The Technical University of Denmark offered the raw data collected from LiDAR measurements and numerical simulations.
Goldwind, a world leading wind turbine technology and energy solutions provider, compared the present solution with that from Windgrapher, an industrial package for wind resource assessment.
In the past decades, there has been worldwide demand for renewable energy, leading to a dramatic expansion in all its sectors, with a significant fraction generated by wind. Before the construction of a wind farm, it is critical to evaluate the wind speed condition of the location. Since the power is the cube function of wind speed, minor speed changes can cause large deviations in the output power. Moreover, the wind varies both geographically and temporally over a wide range of scales. Therefore, an accurate assessment of the wind resource for a proposed site is highly essential and is considered of paramount significance for a wind project to be successful. The assessment also helps to the selection of wind turbines and their layouts.

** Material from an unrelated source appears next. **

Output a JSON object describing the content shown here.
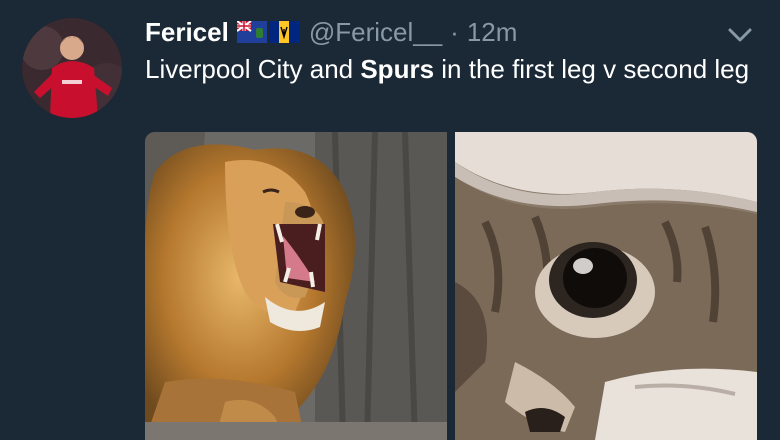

Wind can be measured using physical measuring devices including LIDARs or masts, which are a source of high-fidelity data, but are expensive and scarce in space and time, particularly for onshore sites. On the other hand, numerical simulations, using for example the Weather Research and Forecasting (WRF) model, generate temporally and spatially continuous data with relatively low fidelity.
A hybrid approach is proposed here to combine the merit of measurements and simulations for the assessment of offshore wind. Firstly, a temporal data fusion using deep Multi Fidelity Gaussian Process Regression (MF-GPR) is performed to combine the intermittent measurement and the continuous simulation data at an onshore location. Then a spatial data fusion using a neural network with Non-linear Autoregression with external input (NARX) IS conducted to project the wind from onshore to offshore. The method was tested using a coastal region in the west of Denmark and yielded significantly better assessment than the industrial package Windgrapher.
Wind resource assessment is the most important step in planning a wind farm. It is the basis for acquiring finances through determining initial feasibility and cash flow projections. Since the power is the cube function of wind speed, minor speed changes can cause large deviations in the output power. Power curves play an ultimately important role in improving the performance of wind energy-based systems, and aids in energy assessment, and performance monitoring of the wind turbines.
The data fusion-based approach enabled significant computational assessments of offshore wind without the need to purchase and maintain expensive LIDAR equipment. This allows for a far better and cheaper understanding of the available wind resource at the site to ensure that the predicted energy production and therefore revenue from the wind farm is accurate.